Observability - severalnines/ccx-admin-guide GitHub Wiki

Observality

CCX delivers the observability stack as a separate deployment available as a Helm chart here - https://github.com/severalnines/observability/.

This page describes how to set up observability. The observability solution for CCX relies heavily on VictoriaMetrics/VM-alerts (or Prometheus/AlertManager) with Grafana for visualisation. We recommend using VictoriaMetrics and hence Prometheus is not covered in any more detail in this document.

Moreover, the datastores are also visualized in the ClusterControl UI.

Overview

This stack uses:

Victoria metrics - Prometheus compatibile observability for metrics and alerting (vmsingle/vmalert) - https://docs.victoriametrics.com/Single-server-VictoriaMetrics.html
Alertmanager - https://prometheus.io/docs/alerting/latest/alertmanager/
Grafana - https://grafana.com/docs/
kube-state-metrics - https://github.com/kubernetes/kube-state-metrics

Deployment

Requirements

kubernetes cluster
helm - https://helm.sh/docs/intro/install/
ccx-monitoring helm chart - https://github.com/severalnines/observability/

Namespace

It's preferred to have a dedicated namespace for this stack. Create namespace:

kubectl create ns monitoring
kubectl config set-context --current --namespace=monitoring

Add chart repo

helm repo add s9s https://severalnines.github.io/helm-charts/
helm repo update

Pull the chart

helm pull s9s/ccx-monitoring --untar

Helm dependencies

Update your helm dependencies by running:

helm dependencies update

Values

It is very important to edit values file and set variables like cluster name, ingress host, etc.
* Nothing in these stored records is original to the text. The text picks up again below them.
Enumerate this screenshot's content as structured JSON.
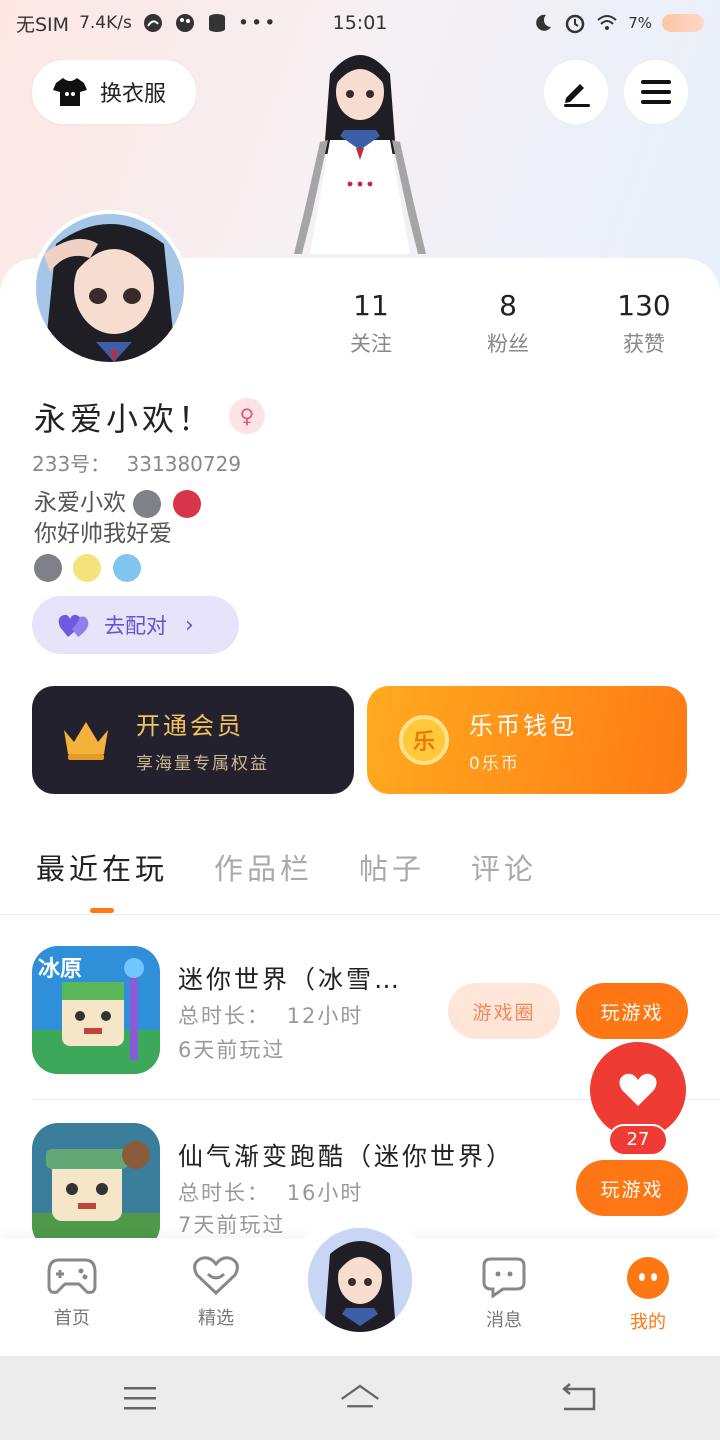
{
  "status_bar": {
    "carrier": "无SIM",
    "speed": "7.4K/s",
    "time": "15:01",
    "battery": "7%"
  },
  "header": {
    "outfit_label": "换衣服"
  },
  "profile": {
    "following_count": "11",
    "following_label": "关注",
    "fans_count": "8",
    "fans_label": "粉丝",
    "likes_count": "130",
    "likes_label": "获赞",
    "nickname": "永爱小欢！",
    "gender_symbol": "♀",
    "uid_label": "233号：",
    "uid_value": "331380729",
    "bio_line1": "永爱小欢",
    "bio_line2": "你好帅我好爱",
    "match_label": "去配对"
  },
  "promos": {
    "vip_title": "开通会员",
    "vip_sub": "享海量专属权益",
    "wallet_icon_text": "乐",
    "wallet_title": "乐币钱包",
    "wallet_sub": "0乐币"
  },
  "tabs": [
    "最近在玩",
    "作品栏",
    "帖子",
    "评论"
  ],
  "games": [
    {
      "name": "迷你世界（冰雪…",
      "icon_text": "冰原",
      "duration_label": "总时长：",
      "duration_value": "12小时",
      "last_played": "6天前玩过",
      "circle_label": "游戏圈",
      "play_label": "玩游戏"
    },
    {
      "name": "仙气渐变跑酷（迷你世界）",
      "duration_label": "总时长：",
      "duration_value": "16小时",
      "last_played": "7天前玩过",
      "play_label": "玩游戏"
    }
  ],
  "like_float": {
    "count": "27"
  },
  "bottom_nav": {
    "home": "首页",
    "featured": "精选",
    "messages": "消息",
    "mine": "我的"
  },
  "colors": {
    "accent": "#ff7614",
    "like_red": "#ee3b34",
    "match_purple": "#6653cf",
    "vip_bg": "#24212e",
    "vip_gold": "#f3c35c"
  }
}
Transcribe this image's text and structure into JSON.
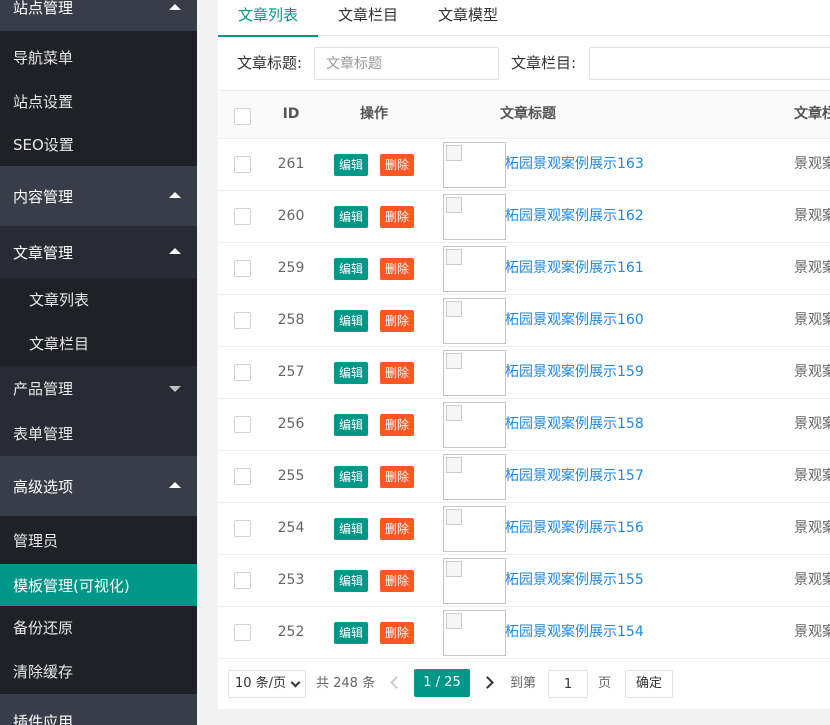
{
  "sidebar": {
    "groups": [
      {
        "label": "站点管理"
      },
      {
        "label": "内容管理"
      },
      {
        "label": "高级选项"
      },
      {
        "label": "插件应用"
      }
    ],
    "items": [
      {
        "label": "导航菜单"
      },
      {
        "label": "站点设置"
      },
      {
        "label": "SEO设置"
      },
      {
        "label": "文章管理"
      },
      {
        "label": "文章列表"
      },
      {
        "label": "文章栏目"
      },
      {
        "label": "产品管理"
      },
      {
        "label": "表单管理"
      },
      {
        "label": "管理员"
      },
      {
        "label": "模板管理(可视化)"
      },
      {
        "label": "备份还原"
      },
      {
        "label": "清除缓存"
      }
    ]
  },
  "tabs": [
    {
      "label": "文章列表"
    },
    {
      "label": "文章栏目"
    },
    {
      "label": "文章模型"
    }
  ],
  "filters": {
    "title_label": "文章标题:",
    "title_placeholder": "文章标题",
    "category_label": "文章栏目:"
  },
  "table": {
    "headers": {
      "id": "ID",
      "actions": "操作",
      "title": "文章标题",
      "category": "文章栏"
    },
    "edit_label": "编辑",
    "delete_label": "删除",
    "rows": [
      {
        "id": "261",
        "title": "柘园景观案例展示163",
        "category": "景观案"
      },
      {
        "id": "260",
        "title": "柘园景观案例展示162",
        "category": "景观案"
      },
      {
        "id": "259",
        "title": "柘园景观案例展示161",
        "category": "景观案"
      },
      {
        "id": "258",
        "title": "柘园景观案例展示160",
        "category": "景观案"
      },
      {
        "id": "257",
        "title": "柘园景观案例展示159",
        "category": "景观案"
      },
      {
        "id": "256",
        "title": "柘园景观案例展示158",
        "category": "景观案"
      },
      {
        "id": "255",
        "title": "柘园景观案例展示157",
        "category": "景观案"
      },
      {
        "id": "254",
        "title": "柘园景观案例展示156",
        "category": "景观案"
      },
      {
        "id": "253",
        "title": "柘园景观案例展示155",
        "category": "景观案"
      },
      {
        "id": "252",
        "title": "柘园景观案例展示154",
        "category": "景观案"
      }
    ]
  },
  "pagination": {
    "page_size": "10 条/页",
    "total": "共 248 条",
    "current": "1 / 25",
    "goto_label": "到第",
    "goto_value": "1",
    "page_suffix": "页",
    "confirm": "确定"
  },
  "colors": {
    "accent": "#009688",
    "danger": "#ff5722",
    "link": "#1e88e5",
    "sidebar_bg": "#393d49"
  }
}
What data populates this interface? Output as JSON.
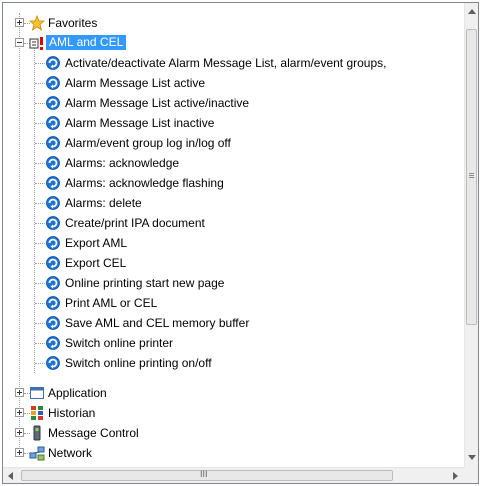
{
  "tree": {
    "favorites": {
      "label": "Favorites",
      "icon": "star-icon"
    },
    "aml_cel": {
      "label": "AML and CEL",
      "icon": "alarm-list-icon",
      "children": [
        "Activate/deactivate Alarm Message List, alarm/event groups,",
        "Alarm Message List active",
        "Alarm Message List active/inactive",
        "Alarm Message List inactive",
        "Alarm/event group log in/log off",
        "Alarms: acknowledge",
        "Alarms: acknowledge flashing",
        "Alarms: delete",
        "Create/print IPA document",
        "Export AML",
        "Export CEL",
        "Online printing start new page",
        "Print AML or CEL",
        "Save AML and CEL memory buffer",
        "Switch online printer",
        "Switch online printing on/off"
      ]
    },
    "application": {
      "label": "Application",
      "icon": "window-icon"
    },
    "historian": {
      "label": "Historian",
      "icon": "historian-icon"
    },
    "message_control": {
      "label": "Message Control",
      "icon": "device-icon"
    },
    "network": {
      "label": "Network",
      "icon": "network-icon"
    }
  },
  "scrollbars": {
    "h_grip": "III"
  },
  "colors": {
    "selection": "#3399ff",
    "function_icon": "#1e73d8"
  }
}
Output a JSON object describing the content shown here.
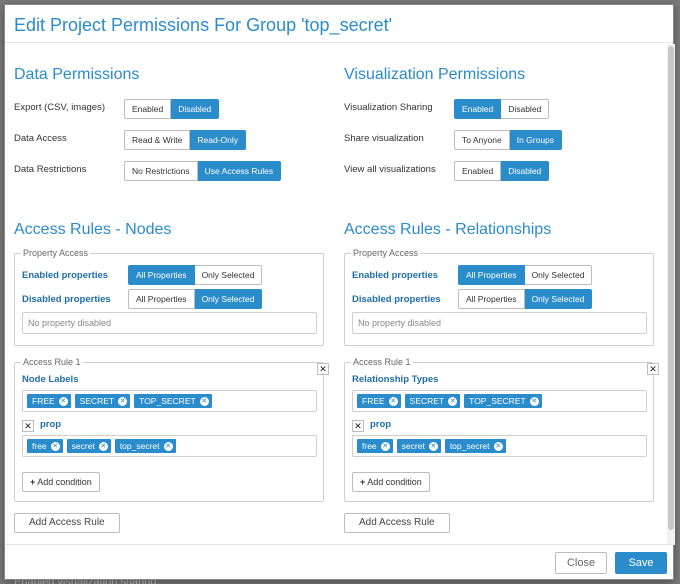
{
  "backdrop_text": "Enabled visualization sharing",
  "modal": {
    "title": "Edit Project Permissions For Group 'top_secret'",
    "close_label": "Close",
    "save_label": "Save"
  },
  "data_permissions": {
    "title": "Data Permissions",
    "rows": [
      {
        "label": "Export (CSV, images)",
        "options": [
          "Enabled",
          "Disabled"
        ],
        "selected": "Disabled"
      },
      {
        "label": "Data Access",
        "options": [
          "Read & Write",
          "Read-Only"
        ],
        "selected": "Read-Only"
      },
      {
        "label": "Data Restrictions",
        "options": [
          "No Restrictions",
          "Use Access Rules"
        ],
        "selected": "Use Access Rules"
      }
    ]
  },
  "visualization_permissions": {
    "title": "Visualization Permissions",
    "rows": [
      {
        "label": "Visualization Sharing",
        "options": [
          "Enabled",
          "Disabled"
        ],
        "selected": "Enabled"
      },
      {
        "label": "Share visualization",
        "options": [
          "To Anyone",
          "In Groups"
        ],
        "selected": "In Groups"
      },
      {
        "label": "View all visualizations",
        "options": [
          "Enabled",
          "Disabled"
        ],
        "selected": "Disabled"
      }
    ]
  },
  "nodes": {
    "title": "Access Rules - Nodes",
    "property_access": {
      "legend": "Property Access",
      "enabled_label": "Enabled properties",
      "enabled_options": [
        "All Properties",
        "Only Selected"
      ],
      "enabled_selected": "All Properties",
      "disabled_label": "Disabled properties",
      "disabled_options": [
        "All Properties",
        "Only Selected"
      ],
      "disabled_selected": "Only Selected",
      "empty_text": "No property disabled"
    },
    "rule": {
      "legend": "Access Rule 1",
      "types_label": "Node Labels",
      "types": [
        "FREE",
        "SECRET",
        "TOP_SECRET"
      ],
      "prop_label": "prop",
      "prop_values": [
        "free",
        "secret",
        "top_secret"
      ],
      "add_condition": "Add condition"
    },
    "add_rule": "Add Access Rule"
  },
  "relationships": {
    "title": "Access Rules - Relationships",
    "property_access": {
      "legend": "Property Access",
      "enabled_label": "Enabled properties",
      "enabled_options": [
        "All Properties",
        "Only Selected"
      ],
      "enabled_selected": "All Properties",
      "disabled_label": "Disabled properties",
      "disabled_options": [
        "All Properties",
        "Only Selected"
      ],
      "disabled_selected": "Only Selected",
      "empty_text": "No property disabled"
    },
    "rule": {
      "legend": "Access Rule 1",
      "types_label": "Relationship Types",
      "types": [
        "FREE",
        "SECRET",
        "TOP_SECRET"
      ],
      "prop_label": "prop",
      "prop_values": [
        "free",
        "secret",
        "top_secret"
      ],
      "add_condition": "Add condition"
    },
    "add_rule": "Add Access Rule"
  },
  "colors": {
    "accent": "#2b8ccc",
    "border": "#bdbdbd"
  },
  "icons": {
    "remove_tag": "x-circle-icon",
    "close_rule": "close-icon",
    "remove_condition": "close-icon",
    "add": "plus-icon"
  }
}
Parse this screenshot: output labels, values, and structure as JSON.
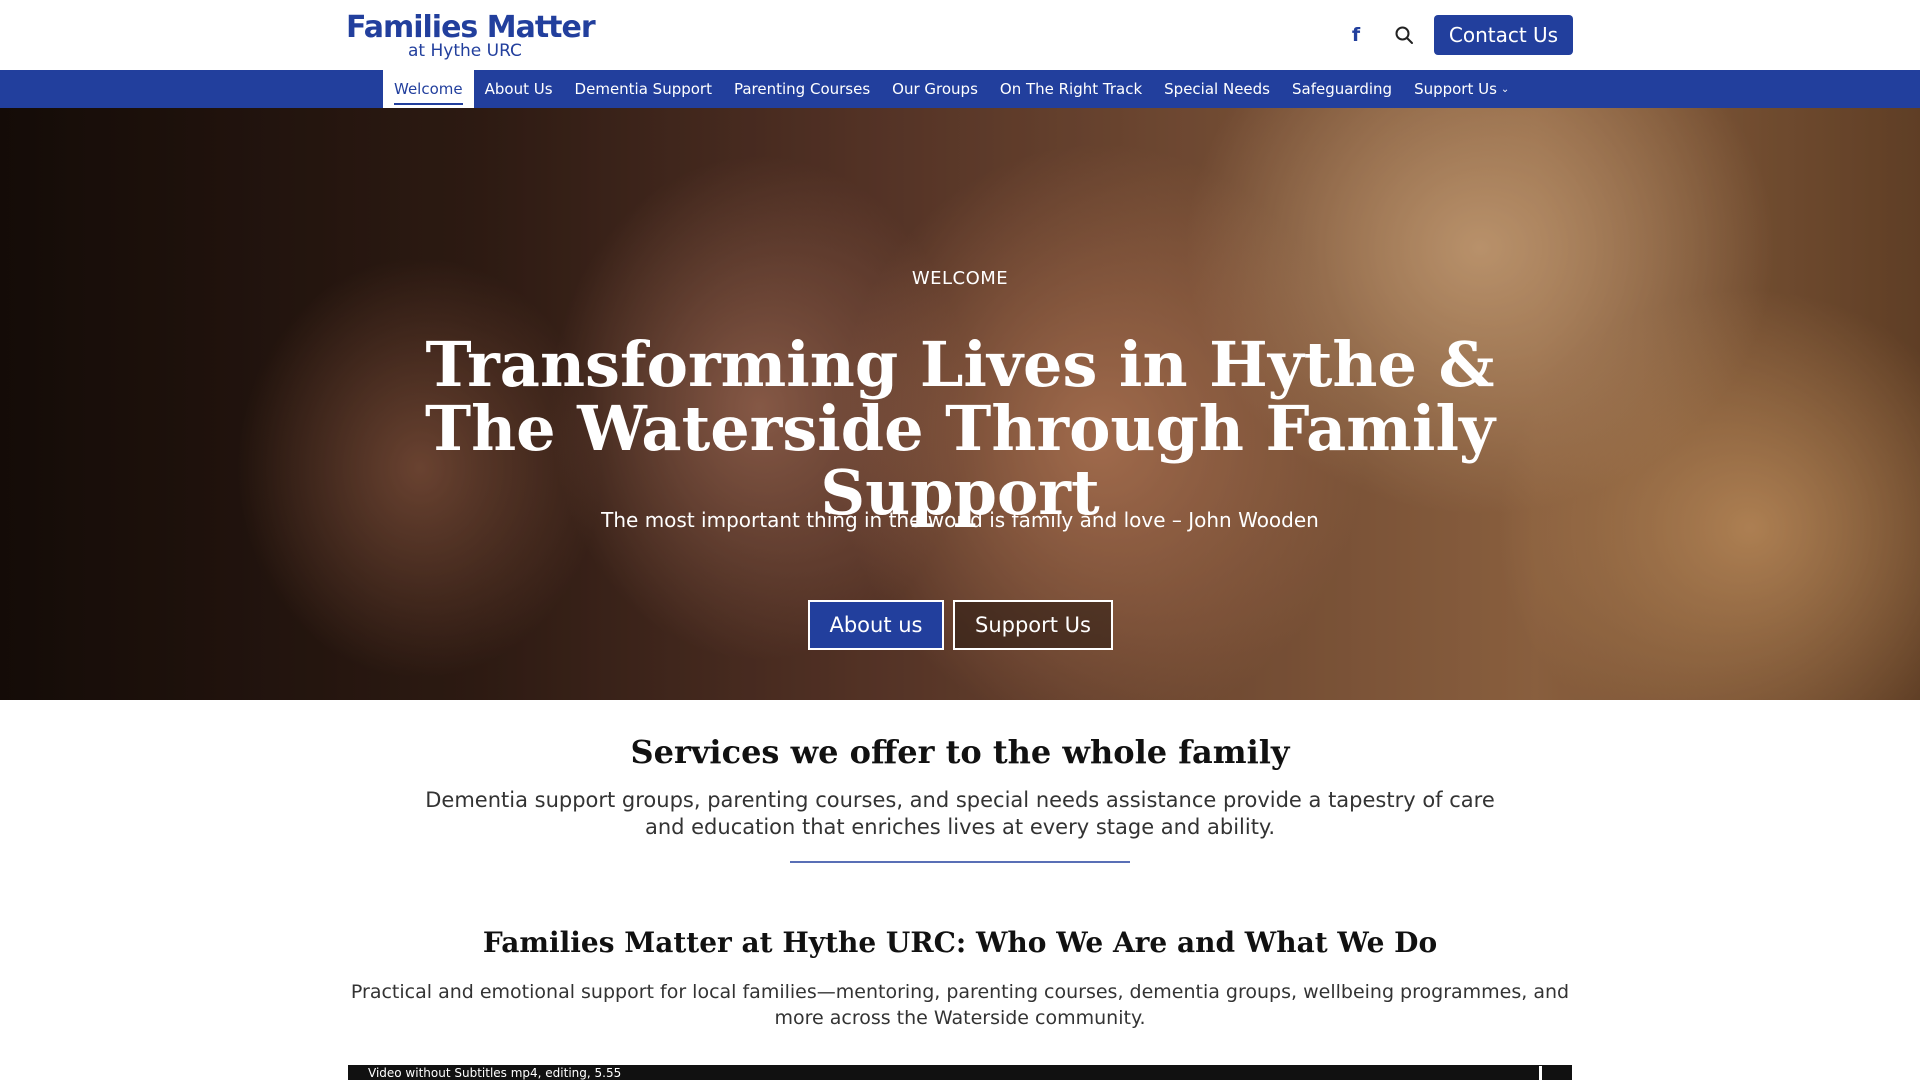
{
  "header": {
    "logo_main": "Families Matter",
    "logo_sub": "at Hythe URC",
    "facebook_icon": "f",
    "contact_label": "Contact Us"
  },
  "nav": {
    "items": [
      {
        "label": "Welcome",
        "active": true
      },
      {
        "label": "About Us"
      },
      {
        "label": "Dementia Support"
      },
      {
        "label": "Parenting Courses"
      },
      {
        "label": "Our Groups"
      },
      {
        "label": "On The Right Track"
      },
      {
        "label": "Special Needs"
      },
      {
        "label": "Safeguarding"
      },
      {
        "label": "Support Us",
        "dropdown": true
      }
    ],
    "chevron": "⌄"
  },
  "hero": {
    "eyebrow": "WELCOME",
    "title": "Transforming Lives in Hythe & The Waterside Through Family Support",
    "quote": "The most important thing in the world is family and love – John Wooden",
    "btn_about": "About us",
    "btn_support": "Support Us"
  },
  "services": {
    "title": "Services we offer to the whole family",
    "text": "Dementia support groups, parenting courses, and special needs assistance provide a tapestry of care and education that enriches lives at every stage and ability."
  },
  "about": {
    "title": "Families Matter at Hythe URC: Who We Are and What We Do",
    "text": "Practical and emotional support for local families—mentoring, parenting courses, dementia groups, wellbeing programmes, and more across the Waterside community."
  },
  "video": {
    "title": "Video without Subtitles mp4, editing, 5.55"
  },
  "colors": {
    "brand": "#223f9d"
  }
}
Please make sure to go through values file and modify it as necessary.

helm show values ccx-monitoring > YOUR_VALUES.yaml

Installation & upgrade

helm upgrade --install ccx-monitoring ccx-monitoring --values YOUR_VALUES.yaml --debug

Please note that this guide as some other documents and URLs assumes that you use ccx-monitoring release name.

Grafana dashboards

Grafana dashboards and datasources are kept as a code in the repo.

kubectl delete -k ccx-monitoring/dashboards
kubectl create -k ccx-monitoring/dashboards

Additional dashboards can be placed as .json files in folders inside dashboards directory.

Grafana datasources

Grafana dashboards and datasources are kept as a code in the repo. Navigate to datasources directory, edit grafana_datasource.yaml and apply using:

kubectl apply -k ccx-monitoring/datasources

To get Grafana admin password

To retrieve the admin password (with username admin):

kubectl get secret ccx-monitoring-grafana -o jsonpath="{.data.admin-password}" | base64 --decode ; echo

Removal

To uninstall the monitoring, run:

helm uninstall ccx-monitoring

Integratation with Slack

To integrate with slack, please see example in values.yaml file. See https://prometheus.io/docs/alerting/latest/configuration/ - for various integration and configuration options.